Some of the most popular applications, such as file sharing and software
distribution, can be accelerated by up to 100 times (Figure 2):
Figure 2. Cisco WAAS WAN Optimization and Application Acceleration
Microsoft Windows Server 2008—Main IT Services for the Branch
Windows Server 2008 is designed to provide organizations with a solid foundation for powering applications, networks, and Web services, from the workgroup to the data center. Windows Server 2008 includes several refinements to the base operating system plus powerful new functionality that make it the most valuable Windows Server operating system yet. There are many reasons to upgrade to Windows Server 2008 to address the branch office IT requirements:
● Improved Deployment and Administration: New management tools like the Server Manager Console provide a single, unified console for managing a server's configuration and system information, displaying server status, identifying problems with server role configuration, and managing all roles installed on the server.
● Mitigate Security Risks: Windows Server 2008 simplifies
identity management in branch offices with enhancements to Active Directory,
and provides increased security by using Read-Only Domain Controllers and
administrative role separation. BitLocker Drive Encryption provides
hardware-based protection for data on branch office servers, and the Server
Core installation option helps decrease server vulnerability by significantly
reducing the operating system footprint.
Cisco WAAS with Windows Server 2008 Improves IT Agility and Reduces Branch IT Costs
Cisco is developing a new virtualization component within its Cisco WAAS appliance family that enables customers to deploy Windows Server 2008 within their network infrastructure for branch offices. This new capability will allow Cisco to offer Windows Server 2008 Server Core pre-installed on its new virtualized Cisco WAAS appliances.

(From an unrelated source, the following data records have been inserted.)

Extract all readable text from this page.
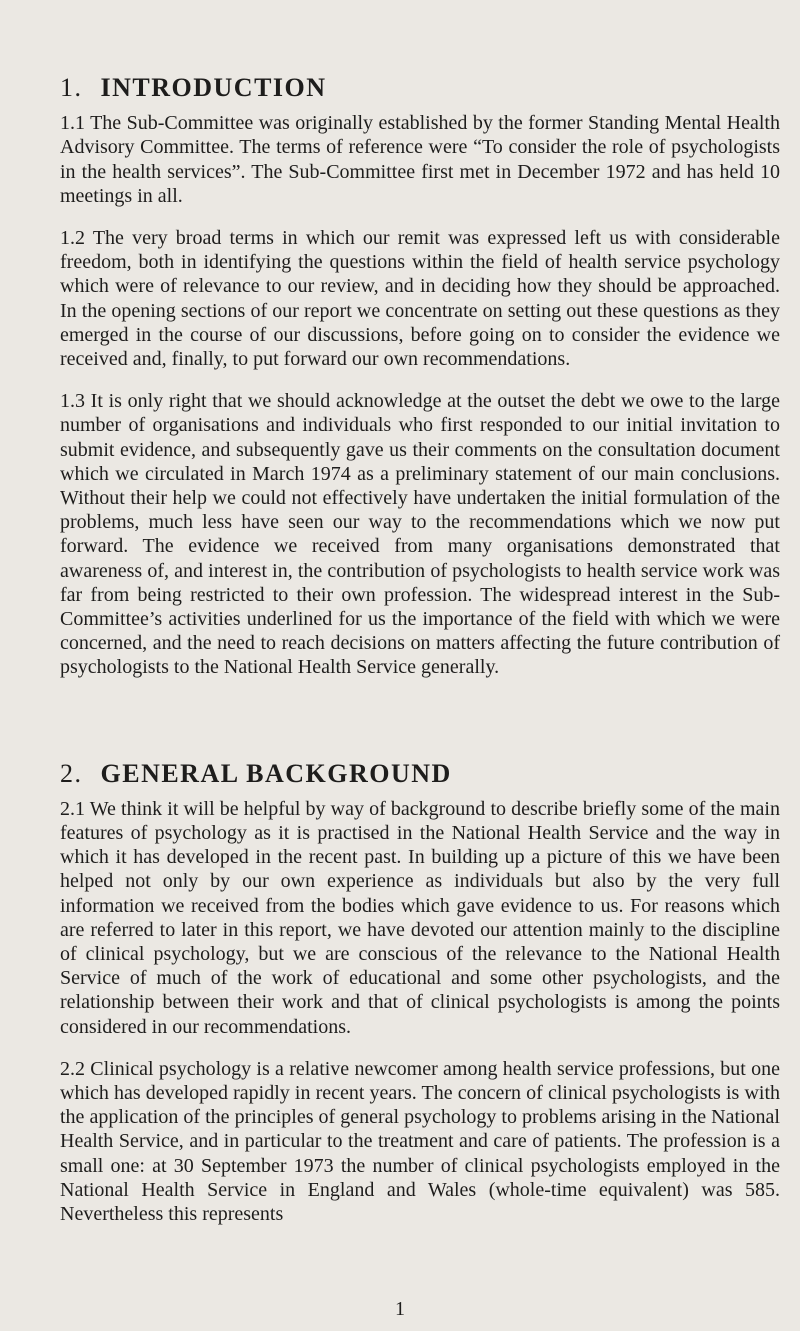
1. INTRODUCTION

1.1 The Sub-Committee was originally established by the former Standing Mental Health Advisory Committee. The terms of reference were “To consider the role of psychologists in the health services”. The Sub-Committee first met in December 1972 and has held 10 meetings in all.

1.2 The very broad terms in which our remit was expressed left us with considerable freedom, both in identifying the questions within the field of health service psychology which were of relevance to our review, and in deciding how they should be approached. In the opening sections of our report we concentrate on setting out these questions as they emerged in the course of our discussions, before going on to consider the evidence we received and, finally, to put forward our own recommendations.

1.3 It is only right that we should acknowledge at the outset the debt we owe to the large number of organisations and individuals who first responded to our initial invitation to submit evidence, and subsequently gave us their comments on the consultation document which we circulated in March 1974 as a preliminary statement of our main conclusions. Without their help we could not effectively have undertaken the initial formulation of the problems, much less have seen our way to the recommendations which we now put forward. The evidence we received from many organisations demonstrated that awareness of, and interest in, the contribution of psychologists to health service work was far from being restricted to their own profession. The widespread interest in the Sub-Committee’s activities underlined for us the importance of the field with which we were concerned, and the need to reach decisions on matters affecting the future contribution of psychologists to the National Health Service generally.

2. GENERAL BACKGROUND

2.1 We think it will be helpful by way of background to describe briefly some of the main features of psychology as it is practised in the National Health Service and the way in which it has developed in the recent past. In building up a picture of this we have been helped not only by our own experience as individuals but also by the very full information we received from the bodies which gave evidence to us. For reasons which are referred to later in this report, we have devoted our attention mainly to the discipline of clinical psychology, but we are conscious of the relevance to the National Health Service of much of the work of educational and some other psychologists, and the relationship between their work and that of clinical psychologists is among the points considered in our recommendations.

2.2 Clinical psychology is a relative newcomer among health service professions, but one which has developed rapidly in recent years. The concern of clinical psychologists is with the application of the principles of general psychology to problems arising in the National Health Service, and in particular to the treatment and care of patients. The profession is a small one: at 30 September 1973 the number of clinical psychologists employed in the National Health Service in England and Wales (whole-time equivalent) was 585. Nevertheless this represents

1
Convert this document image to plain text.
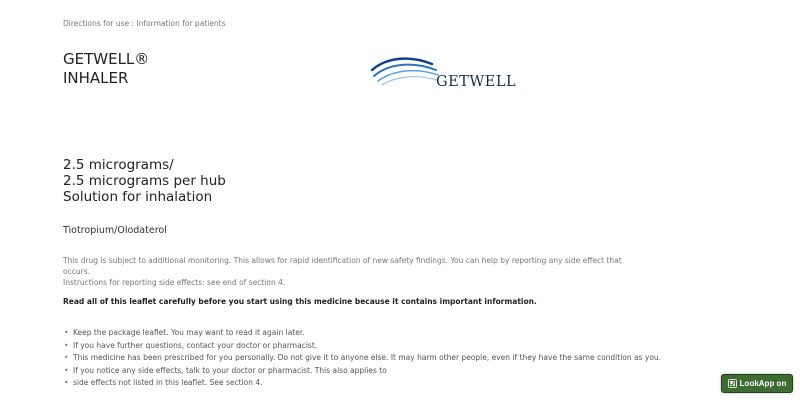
Directions for use : Information for patients
GETWELL®
INHALER	GETWELL
2.5 micrograms/
2.5 micrograms per hub
Solution for inhalation
Tiotropium/Olodaterol
This drug is subject to additional monitoring. This allows for rapid identification of new safety findings. You can help by reporting any side effect that occurs.
Instructions for reporting side effects: see end of section 4.
Read all of this leaflet carefully before you start using this medicine because it contains important information.
• Keep the package leaflet. You may want to read it again later.
• If you have further questions, contact your doctor or pharmacist.
• This medicine has been prescribed for you personally. Do not give it to anyone else. It may harm other people, even if they have the same condition as you.
• If you notice any side effects, talk to your doctor or pharmacist. This also applies to
• side effects not listed in this leaflet. See section 4.	LookApp on
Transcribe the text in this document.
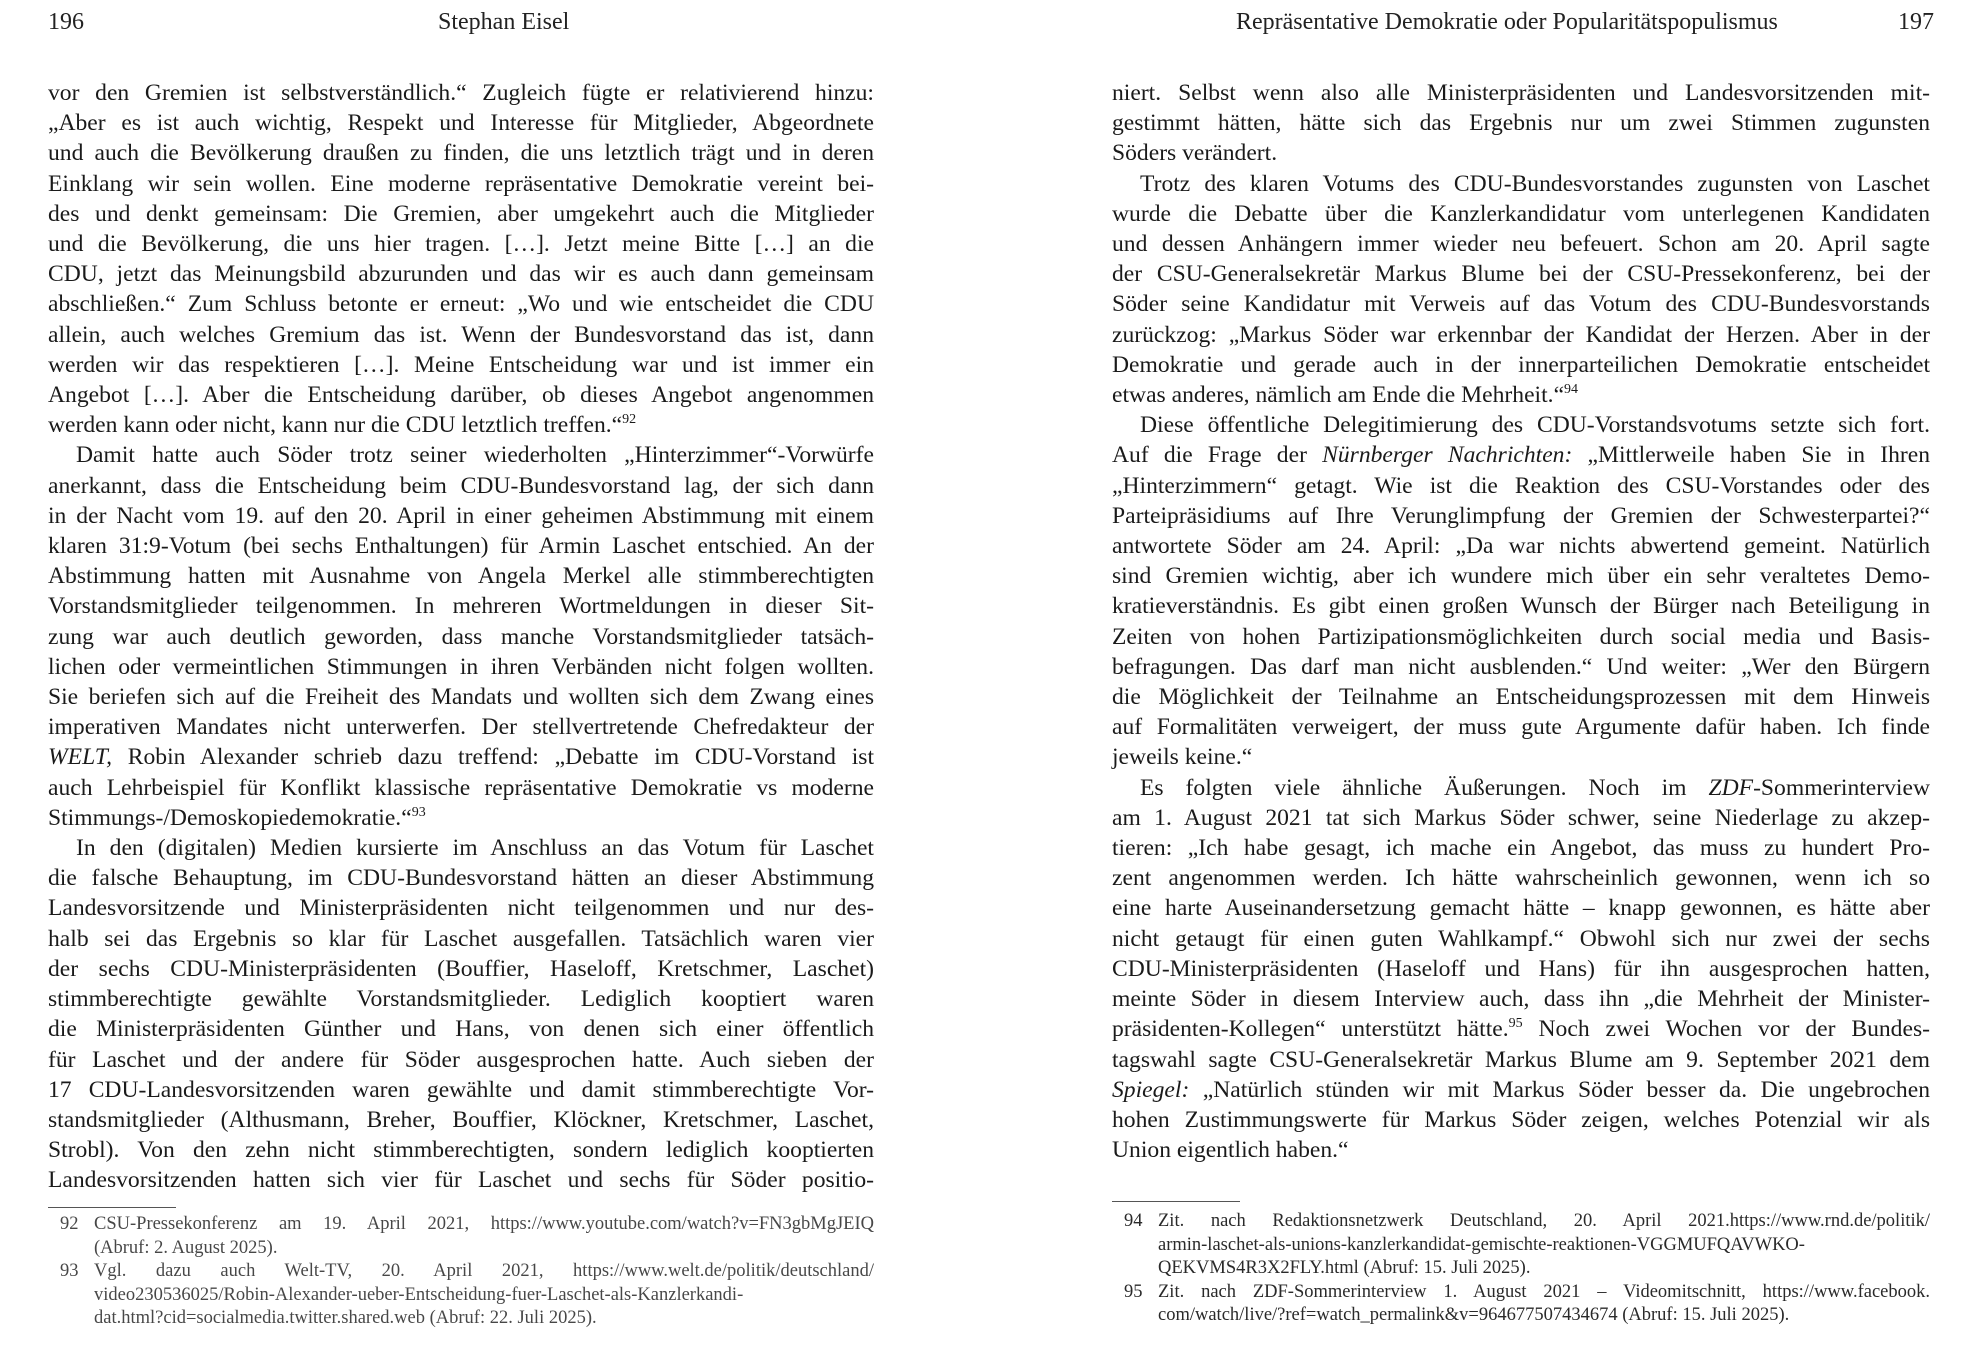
196	Stephan Eisel

vor den Gremien ist selbstverständlich.“ Zugleich fügte er relativierend hinzu:
„Aber es ist auch wichtig, Respekt und Interesse für Mitglieder, Abgeordnete
und auch die Bevölkerung draußen zu finden, die uns letztlich trägt und in deren
Einklang wir sein wollen. Eine moderne repräsentative Demokratie vereint bei-
des und denkt gemeinsam: Die Gremien, aber umgekehrt auch die Mitglieder
und die Bevölkerung, die uns hier tragen. […]. Jetzt meine Bitte […] an die
CDU, jetzt das Meinungsbild abzurunden und das wir es auch dann gemeinsam
abschließen.“ Zum Schluss betonte er erneut: „Wo und wie entscheidet die CDU
allein, auch welches Gremium das ist. Wenn der Bundesvorstand das ist, dann
werden wir das respektieren […]. Meine Entscheidung war und ist immer ein
Angebot […]. Aber die Entscheidung darüber, ob dieses Angebot angenommen
werden kann oder nicht, kann nur die CDU letztlich treffen.“$^{92}$

Damit hatte auch Söder trotz seiner wiederholten „Hinterzimmer“-Vorwürfe
anerkannt, dass die Entscheidung beim CDU-Bundesvorstand lag, der sich dann
in der Nacht vom 19. auf den 20. April in einer geheimen Abstimmung mit einem
klaren 31:9-Votum (bei sechs Enthaltungen) für Armin Laschet entschied. An der
Abstimmung hatten mit Ausnahme von Angela Merkel alle stimmberechtigten
Vorstandsmitglieder teilgenommen. In mehreren Wortmeldungen in dieser Sit-
zung war auch deutlich geworden, dass manche Vorstandsmitglieder tatsäch-
lichen oder vermeintlichen Stimmungen in ihren Verbänden nicht folgen wollten.
Sie beriefen sich auf die Freiheit des Mandats und wollten sich dem Zwang eines
imperativen Mandates nicht unterwerfen. Der stellvertretende Chefredakteur der
WELT, Robin Alexander schrieb dazu treffend: „Debatte im CDU-Vorstand ist
auch Lehrbeispiel für Konflikt klassische repräsentative Demokratie vs moderne
Stimmungs-/Demoskopiedemokratie.“$^{93}$

In den (digitalen) Medien kursierte im Anschluss an das Votum für Laschet
die falsche Behauptung, im CDU-Bundesvorstand hätten an dieser Abstimmung
Landesvorsitzende und Ministerpräsidenten nicht teilgenommen und nur des-
halb sei das Ergebnis so klar für Laschet ausgefallen. Tatsächlich waren vier
der sechs CDU-Ministerpräsidenten (Bouffier, Haseloff, Kretschmer, Laschet)
stimmberechtigte gewählte Vorstandsmitglieder. Lediglich kooptiert waren
die Ministerpräsidenten Günther und Hans, von denen sich einer öffentlich
für Laschet und der andere für Söder ausgesprochen hatte. Auch sieben der
17 CDU-Landesvorsitzenden waren gewählte und damit stimmberechtigte Vor-
standsmitglieder (Althusmann, Breher, Bouffier, Klöckner, Kretschmer, Laschet,
Strobl). Von den zehn nicht stimmberechtigten, sondern lediglich kooptierten
Landesvorsitzenden hatten sich vier für Laschet und sechs für Söder positio-

92 CSU-Pressekonferenz am 19. April 2021, https://www.youtube.com/watch?v=FN3gbMgJEIQ
(Abruf: 2. August 2025).
93 Vgl. dazu auch Welt-TV, 20. April 2021, https://www.welt.de/politik/deutschland/
video230536025/Robin-Alexander-ueber-Entscheidung-fuer-Laschet-als-Kanzlerkandi-
dat.html?cid=socialmedia.twitter.shared.web (Abruf: 22. Juli 2025).
Repräsentative Demokratie oder Popularitätspopulismus	197

niert. Selbst wenn also alle Ministerpräsidenten und Landesvorsitzenden mit-
gestimmt hätten, hätte sich das Ergebnis nur um zwei Stimmen zugunsten
Söders verändert.

Trotz des klaren Votums des CDU-Bundesvorstandes zugunsten von Laschet
wurde die Debatte über die Kanzlerkandidatur vom unterlegenen Kandidaten
und dessen Anhängern immer wieder neu befeuert. Schon am 20. April sagte
der CSU-Generalsekretär Markus Blume bei der CSU-Pressekonferenz, bei der
Söder seine Kandidatur mit Verweis auf das Votum des CDU-Bundesvorstands
zurückzog: „Markus Söder war erkennbar der Kandidat der Herzen. Aber in der
Demokratie und gerade auch in der innerparteilichen Demokratie entscheidet
etwas anderes, nämlich am Ende die Mehrheit.“$^{94}$

Diese öffentliche Delegitimierung des CDU-Vorstandsvotums setzte sich fort.
Auf die Frage der Nürnberger Nachrichten: „Mittlerweile haben Sie in Ihren
„Hinterzimmern“ getagt. Wie ist die Reaktion des CSU-Vorstandes oder des
Parteipräsidiums auf Ihre Verunglimpfung der Gremien der Schwesterpartei?“
antwortete Söder am 24. April: „Da war nichts abwertend gemeint. Natürlich
sind Gremien wichtig, aber ich wundere mich über ein sehr veraltetes Demo-
kratieverständnis. Es gibt einen großen Wunsch der Bürger nach Beteiligung in
Zeiten von hohen Partizipationsmöglichkeiten durch social media und Basis-
befragungen. Das darf man nicht ausblenden.“ Und weiter: „Wer den Bürgern
die Möglichkeit der Teilnahme an Entscheidungsprozessen mit dem Hinweis
auf Formalitäten verweigert, der muss gute Argumente dafür haben. Ich finde
jeweils keine.“

Es folgten viele ähnliche Äußerungen. Noch im ZDF-Sommerinterview
am 1. August 2021 tat sich Markus Söder schwer, seine Niederlage zu akzep-
tieren: „Ich habe gesagt, ich mache ein Angebot, das muss zu hundert Pro-
zent angenommen werden. Ich hätte wahrscheinlich gewonnen, wenn ich so
eine harte Auseinandersetzung gemacht hätte – knapp gewonnen, es hätte aber
nicht getaugt für einen guten Wahlkampf.“ Obwohl sich nur zwei der sechs
CDU-Ministerpräsidenten (Haseloff und Hans) für ihn ausgesprochen hatten,
meinte Söder in diesem Interview auch, dass ihn „die Mehrheit der Minister-
präsidenten-Kollegen“ unterstützt hätte.$^{95}$ Noch zwei Wochen vor der Bundes-
tagswahl sagte CSU-Generalsekretär Markus Blume am 9. September 2021 dem
Spiegel: „Natürlich stünden wir mit Markus Söder besser da. Die ungebrochen
hohen Zustimmungswerte für Markus Söder zeigen, welches Potenzial wir als
Union eigentlich haben.“

94 Zit. nach Redaktionsnetzwerk Deutschland, 20. April 2021.https://www.rnd.de/politik/
armin-laschet-als-unions-kanzlerkandidat-gemischte-reaktionen-VGGMUFQAVWKO-
QEKVMS4R3X2FLY.html (Abruf: 15. Juli 2025).
95 Zit. nach ZDF-Sommerinterview 1. August 2021 – Videomitschnitt, https://www.facebook.
com/watch/live/?ref=watch_permalink&v=964677507434674 (Abruf: 15. Juli 2025).
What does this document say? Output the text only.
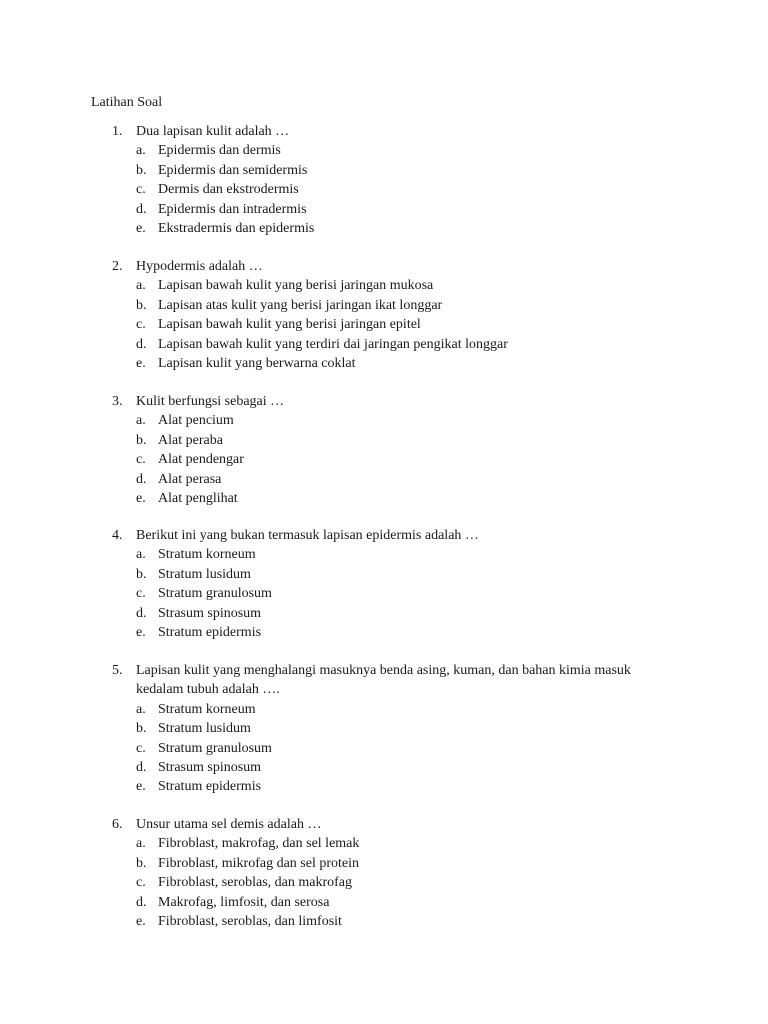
Latihan Soal
1. Dua lapisan kulit adalah …
a. Epidermis dan dermis
b. Epidermis dan semidermis
c. Dermis dan ekstrodermis
d. Epidermis dan intradermis
e. Ekstradermis dan epidermis
2. Hypodermis adalah …
a. Lapisan bawah kulit yang berisi jaringan mukosa
b. Lapisan atas kulit yang berisi jaringan ikat longgar
c. Lapisan bawah kulit yang berisi jaringan epitel
d. Lapisan bawah kulit yang terdiri dai jaringan pengikat longgar
e. Lapisan kulit yang berwarna coklat
3. Kulit berfungsi sebagai …
a. Alat pencium
b. Alat peraba
c. Alat pendengar
d. Alat perasa
e. Alat penglihat
4. Berikut ini yang bukan termasuk lapisan epidermis adalah …
a. Stratum korneum
b. Stratum lusidum
c. Stratum granulosum
d. Strasum spinosum
e. Stratum epidermis
5. Lapisan kulit yang menghalangi masuknya benda asing, kuman, dan bahan kimia masuk
kedalam tubuh adalah ….
a. Stratum korneum
b. Stratum lusidum
c. Stratum granulosum
d. Strasum spinosum
e. Stratum epidermis
6. Unsur utama sel demis adalah …
a. Fibroblast, makrofag, dan sel lemak
b. Fibroblast, mikrofag dan sel protein
c. Fibroblast, seroblas, dan makrofag
d. Makrofag, limfosit, dan serosa
e. Fibroblast, seroblas, dan limfosit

The Windows Server 2008 services that will be integrated in Cisco WAAS platforms include Domain Name System (DNS), Dynamic Host Configuration Protocol (DHCP), Active Directory, and Print Services.
To optimize the value of this solution for organizations, Microsoft and Cisco are testing and validating the resulting architectures for remote IT infrastructure in the branch office, as well as providing integrated customer support services.
By combining
Windows Server 2008 services with Cisco WAAS appliances, organizations can
reduce the number of devices and complexity of infrastructure they have to
deploy and manage in distributed branch offices.
Conclusion
The Microsoft
and Cisco vision and integrated Microsoft Windows Server 2008 and Cisco WAAS
solution enables organizations to optimize their deployment of localized and
centralized IT services for branch offices. By partnering with Microsoft and
Cisco, organizations can focus on creating strategic advantage through IT,
rather then on solving the operational issues that arise when remote
infrastructure become overly complex and distributed.